Kerri went out in public for the first time as a female and also realised she was attracted to men.
 
She said: ‘ That took some getting my head around. But made sense now I was spending more time as a female.’
 
But because she weighed 19 stone and was a size 22 she didn’t feel confident when she went out in public as a woman.
 
So in January 2010 she joined her local Slimming World as Kevin and lost six and a half stone in ten months.
 
She was a size 12 when she finally looked in the mirror I felt proud of my reflection.
 
Walking through Romford market one Saturday morning, nobody looked twice.
 
She recalls:  I felt great I said it myself: ‘This is it, this is who I am.’
 
‘I knew then that I had to make the transition full time and my bosses at the council offices where I worked in IT were supportive. In Oct 2010 I took leave and returned to work as Kerri.
 
‘My colleagues were great, expect one who made an issue about me using the women’s toilets but I told her I’d much rather use the men’s because they were so much cleaner.’
 
Kerri said following her decision to live full time as a woman every day her life got easier and more enjoyable.
 
She said: ‘People treated me as a female. And underneath I was female and always had been. But I knew I’d never really feel complete unless I underwent gender reassignment surgery.’
 
So it seemed ironic to her that on 11 September 2014 she was on her way to hospital for the NHS funded surgery.
 
She explains: ‘Exactly 30 years earlier to the day I had joined the Army. In many ways it seemed poles apart, but at the same time, both required courage, bravery and determination.’
 
As they wheeled her into theatre she said she didn’t feel nervous because she had never felt more sure about anything in her life.
 
She said: ‘ I was just anxious that the surgery would go well.’
 
‘When I came round and groggily remembered where she was and what she had done she remembers thinking: ‘ I’m a woman at last… yippee.’
 
Two days later the surgeon came round and removed the bandages for the first time.
 
She said: ‘I felt absolutely amazing.
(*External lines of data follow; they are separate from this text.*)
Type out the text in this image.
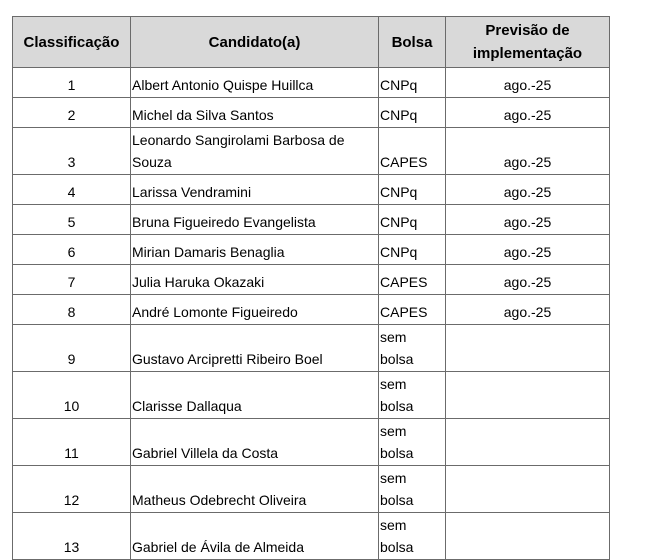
Classificação	Candidato(a)	Bolsa	Previsão de implementação
1	Albert Antonio Quispe Huillca	CNPq	ago.-25
2	Michel da Silva Santos	CNPq	ago.-25
3	Leonardo Sangirolami Barbosa de Souza	CAPES	ago.-25
4	Larissa Vendramini	CNPq	ago.-25
5	Bruna Figueiredo Evangelista	CNPq	ago.-25
6	Mirian Damaris Benaglia	CNPq	ago.-25
7	Julia Haruka Okazaki	CAPES	ago.-25
8	André Lomonte Figueiredo	CAPES	ago.-25
9	Gustavo Arcipretti Ribeiro Boel	sem bolsa	
10	Clarisse Dallaqua	sem bolsa	
11	Gabriel Villela da Costa	sem bolsa	
12	Matheus Odebrecht Oliveira	sem bolsa	
13	Gabriel de Ávila de Almeida	sem bolsa	
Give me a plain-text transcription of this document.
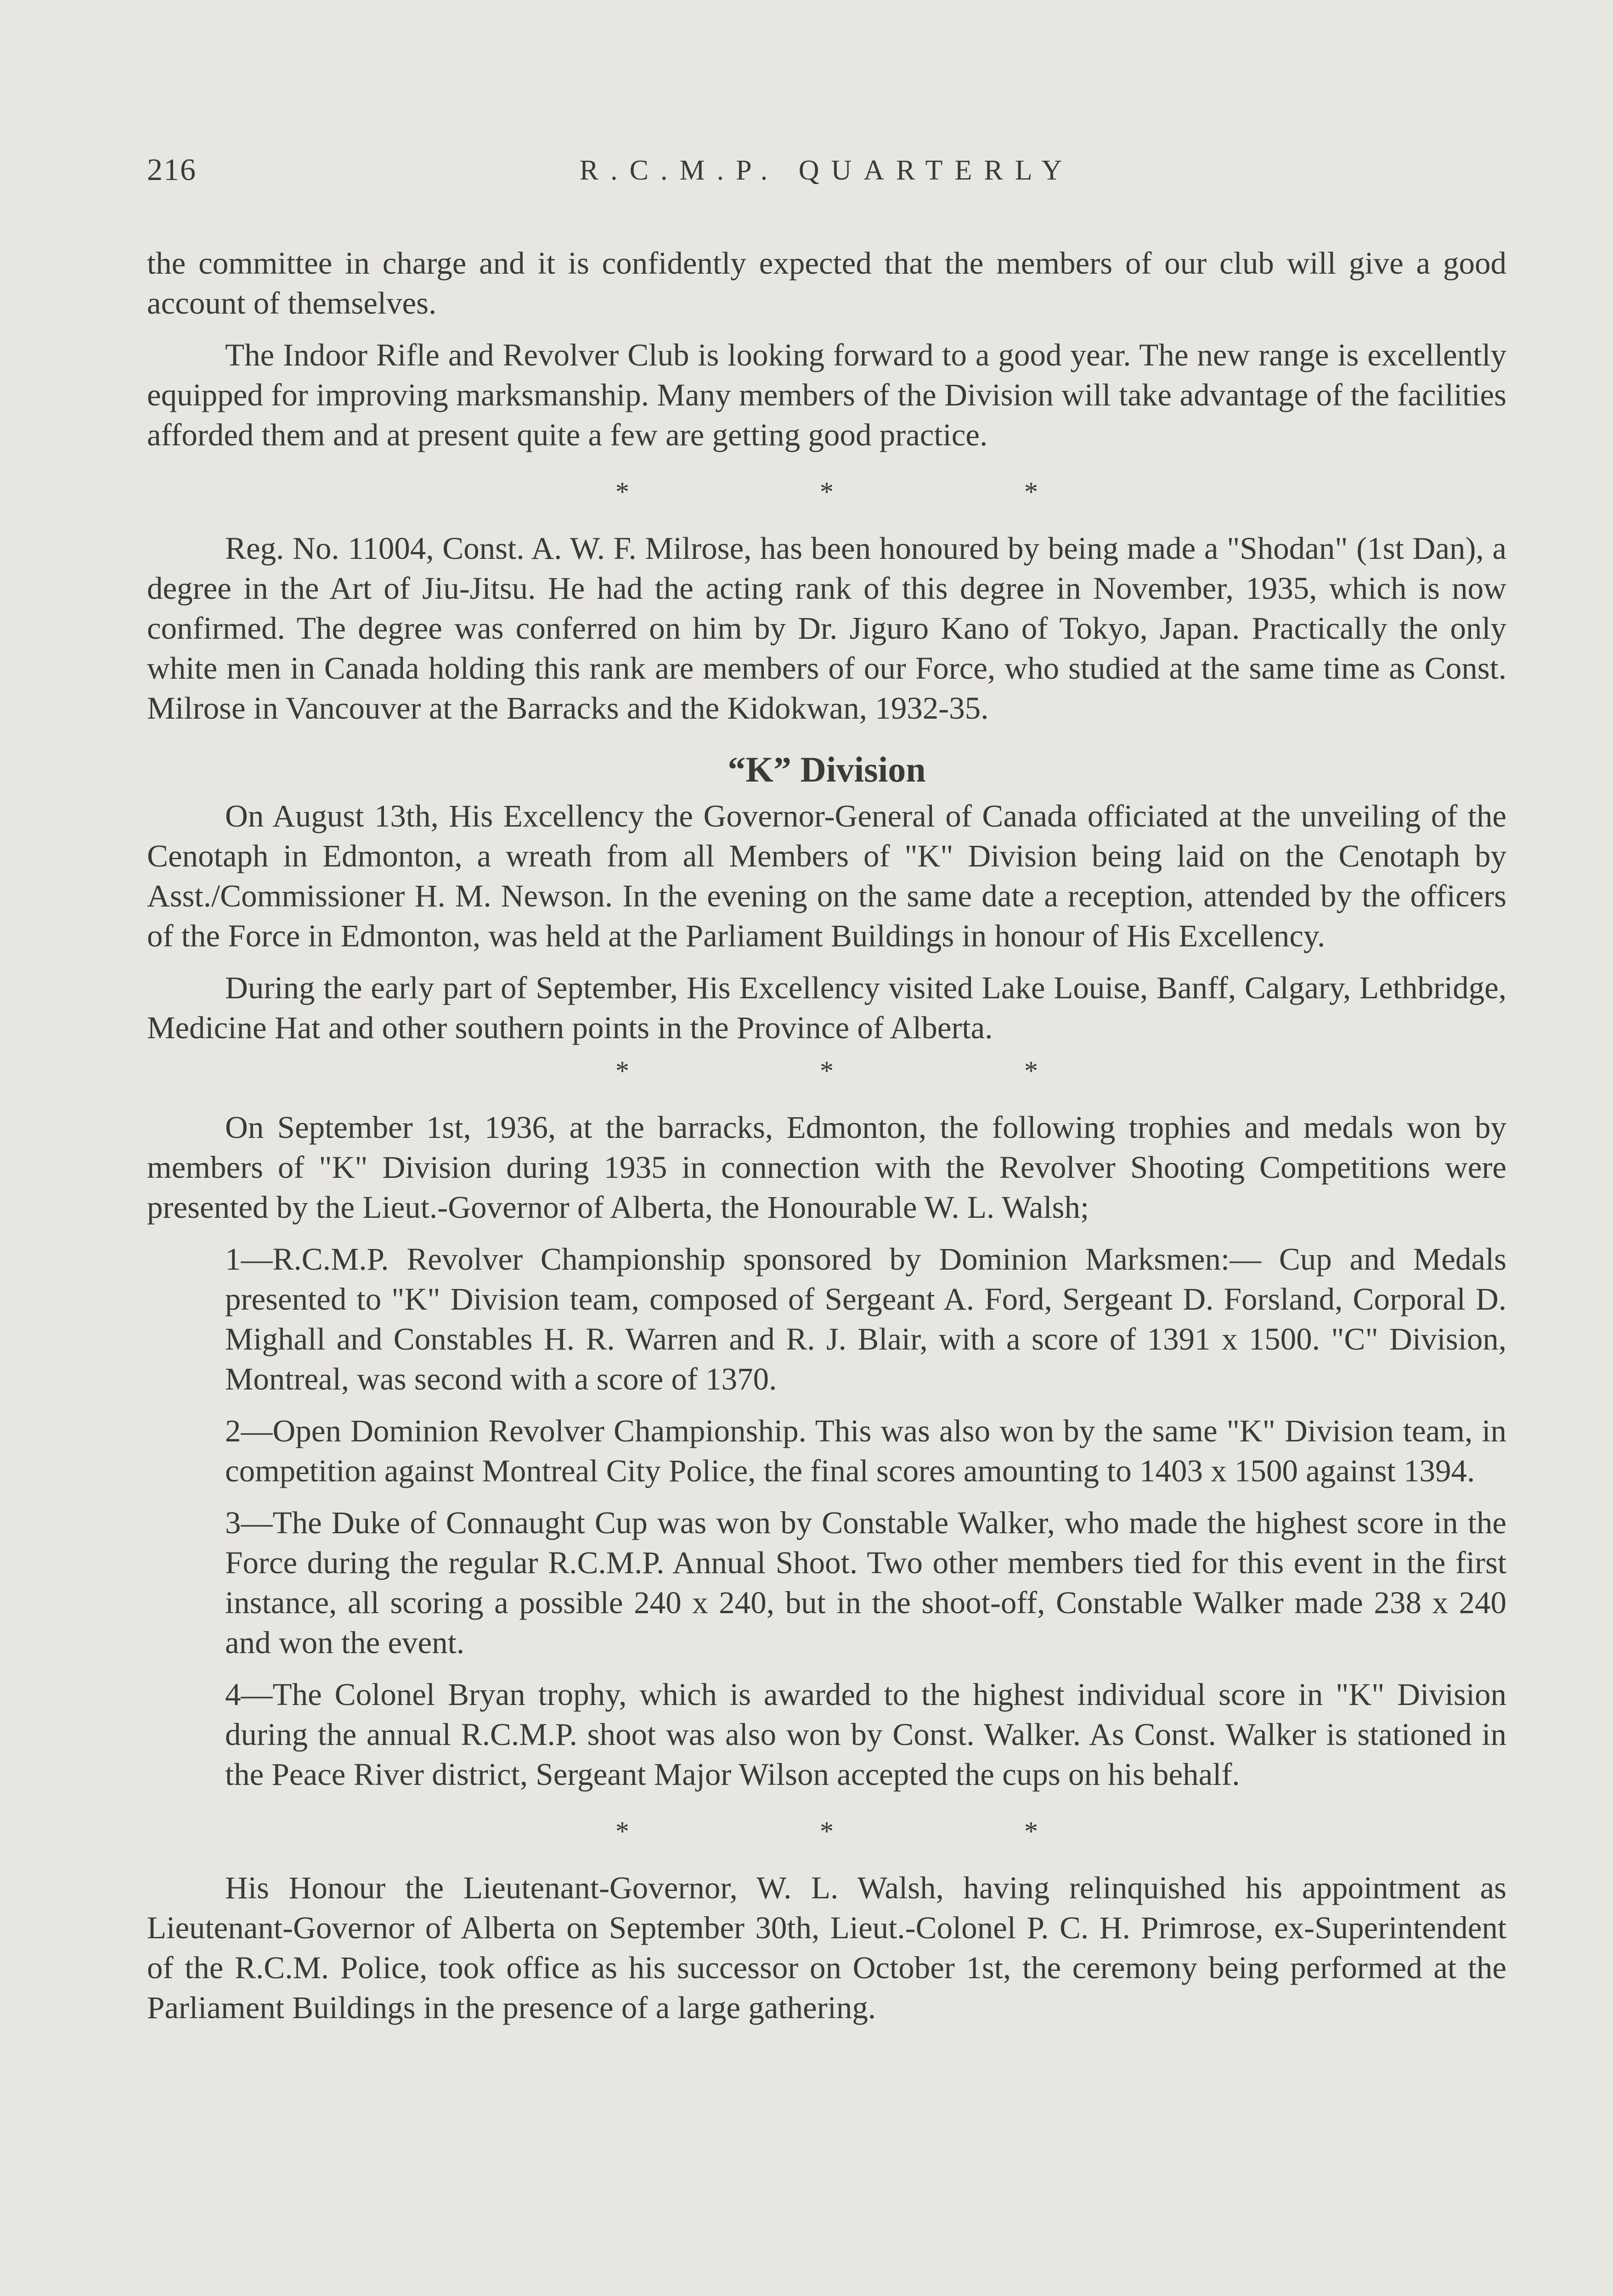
216	R.C.M.P. QUARTERLY

the committee in charge and it is confidently expected that the members of our club will give a good account of themselves.

The Indoor Rifle and Revolver Club is looking forward to a good year. The new range is excellently equipped for improving marksmanship. Many members of the Division will take advantage of the facilities afforded them and at present quite a few are getting good practice.

* * *

Reg. No. 11004, Const. A. W. F. Milrose, has been honoured by being made a "Shodan" (1st Dan), a degree in the Art of Jiu-Jitsu. He had the acting rank of this degree in November, 1935, which is now confirmed. The degree was conferred on him by Dr. Jiguro Kano of Tokyo, Japan. Practically the only white men in Canada holding this rank are members of our Force, who studied at the same time as Const. Milrose in Vancouver at the Barracks and the Kidokwan, 1932-35.

“K” Division

On August 13th, His Excellency the Governor-General of Canada officiated at the unveiling of the Cenotaph in Edmonton, a wreath from all Members of "K" Division being laid on the Cenotaph by Asst./Commissioner H. M. Newson. In the evening on the same date a reception, attended by the officers of the Force in Edmonton, was held at the Parliament Buildings in honour of His Excellency.

During the early part of September, His Excellency visited Lake Louise, Banff, Calgary, Lethbridge, Medicine Hat and other southern points in the Province of Alberta.

* * *

On September 1st, 1936, at the barracks, Edmonton, the following trophies and medals won by members of "K" Division during 1935 in connection with the Revolver Shooting Competitions were presented by the Lieut.-Governor of Alberta, the Honourable W. L. Walsh;

1—R.C.M.P. Revolver Championship sponsored by Dominion Marksmen:— Cup and Medals presented to "K" Division team, composed of Sergeant A. Ford, Sergeant D. Forsland, Corporal D. Mighall and Constables H. R. Warren and R. J. Blair, with a score of 1391 x 1500. "C" Division, Montreal, was second with a score of 1370.

2—Open Dominion Revolver Championship. This was also won by the same "K" Division team, in competition against Montreal City Police, the final scores amounting to 1403 x 1500 against 1394.

3—The Duke of Connaught Cup was won by Constable Walker, who made the highest score in the Force during the regular R.C.M.P. Annual Shoot. Two other members tied for this event in the first instance, all scoring a possible 240 x 240, but in the shoot-off, Constable Walker made 238 x 240 and won the event.

4—The Colonel Bryan trophy, which is awarded to the highest individual score in "K" Division during the annual R.C.M.P. shoot was also won by Const. Walker. As Const. Walker is stationed in the Peace River district, Sergeant Major Wilson accepted the cups on his behalf.

* * *

His Honour the Lieutenant-Governor, W. L. Walsh, having relinquished his appointment as Lieutenant-Governor of Alberta on September 30th, Lieut.-Colonel P. C. H. Primrose, ex-Superintendent of the R.C.M. Police, took office as his successor on October 1st, the ceremony being performed at the Parliament Buildings in the presence of a large gathering.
I view my condition as  a birth defect, that I was born with an outside that didn’t match the inside and surgery simply put that right.’
 
But her transformation wasn’t quite complete.  Kerri’s weight fluctuation had taken a toll on her bust so last year she decided to have a breast  enlargement with Transform.
 
She said: ‘My surgeon at Transform was lovely, understanding and sympathetic and I felt I was in good hands.’
 
Kerri said her new £4,000 38DD breasts felt like the final part of the puzzle.
 
She explains: ‘Finally I felt I looked good on the outside and I had the confidence to persue my ambition to work as a make up artist. I’m now fully qualified and training in theatrical make up too.’
 
Since her transition she also found a boyfriend. She said: ‘I have been honest with him about who I am but he didn’t care. It was me as a person he fell in love with.
 
‘I was doing the make up at a fashion show recently and was lucky enough to meet Kellie Maloney who I really admire.
 
‘Transitioning in the spotlight, especially having worked in such a male dominated environment took real guts.
 
‘It’s not been an easy road for me, but I don’t regret a thing. Being born as Kevin and serving in the Army made me the woman I am today.’
 
Kerri is now planning to write a book about her life to help inspire others and says her goal is to continue to make our society as cohesive as possible.  
 
She said: ‘ I’m always on twitter giving advice and I hope that sharing my story might make it easier for another transgender person.
 
‘The success of the films and the celebrity role models are great, but it’s still hard.’